Kurzy ATAC

Doradztwo

Witam, od roku jestem wegetarianką i w wyjątkowych przypadkach jem mięso, około 6 razy w roku. Ten kierunek laktoowowegetarianizmu postrzegałam jako zdrowszy sposób odżywiania. Dzięki Wam moje spojrzenie na ten kierunek ma także inne punkty widzenia, dlatego też chciałabym wiedzieć, jaki powinien być skład poszczególnych stanów w przypadku gdybym dwa razy w tygodniu miała ponownie włączyć do swojej diety mięso.
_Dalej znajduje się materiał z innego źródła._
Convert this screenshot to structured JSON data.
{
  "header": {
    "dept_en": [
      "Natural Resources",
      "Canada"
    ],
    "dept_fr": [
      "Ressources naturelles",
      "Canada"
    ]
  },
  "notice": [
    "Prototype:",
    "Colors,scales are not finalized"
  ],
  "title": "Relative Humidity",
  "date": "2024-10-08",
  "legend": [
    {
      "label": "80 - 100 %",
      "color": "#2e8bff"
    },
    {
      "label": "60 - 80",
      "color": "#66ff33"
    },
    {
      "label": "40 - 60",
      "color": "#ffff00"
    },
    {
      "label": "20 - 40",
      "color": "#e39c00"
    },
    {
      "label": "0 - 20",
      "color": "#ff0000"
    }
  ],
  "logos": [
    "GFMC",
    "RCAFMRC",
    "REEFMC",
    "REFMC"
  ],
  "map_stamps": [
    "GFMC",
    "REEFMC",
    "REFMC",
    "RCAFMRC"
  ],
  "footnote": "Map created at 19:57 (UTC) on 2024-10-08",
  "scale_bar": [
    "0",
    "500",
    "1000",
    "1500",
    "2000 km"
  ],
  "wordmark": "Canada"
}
Alternatywnie, czy to wystarczy, czy wolisz chudnąć co drugi dzień? Czy w takim razie ważne jest dalsze uzupełnianie witamin B12 i Omega? Chciałabym ograniczyć mięso, zarówno ze względów etycznych, jak i ze względu na naszą planetę, a także dlatego, że żywność roślinna smakuje mi lepiej, ale priorytetem jest taki jadłospis, który będzie korzystny dla mojego zdrowia. Jak wyglądałaby piramida żywieniowa? Bardzo dziękuję za odpowiedź

Jeśli interesują Cię tylko B12 i O3, to możesz je bez problemu suplementować, nie ma konieczności zmuszania się do spożywania czegoś, co jest sprzeczne z Twoimi przekonaniami. Poza tym jaja i nabiał dostarczają określonej ilości tych składników odżywczych, więc teoretycznie nie powinno ich brakować. Inaczej sytuacja wygląda w przypadku weganizmu, gdzie wykluczenie produktów pochodzenia zwierzęcego powoduje brak szeregu składników odżywczych. W odniesieniu do spożycia mięsa dzisiejsi eksperci są zgodni, że przeciętny człowiek nie powinien cierpieć żywieniowo w sytuacji, gdy 1-2 razy w tygodniu ma mięso na talerzu.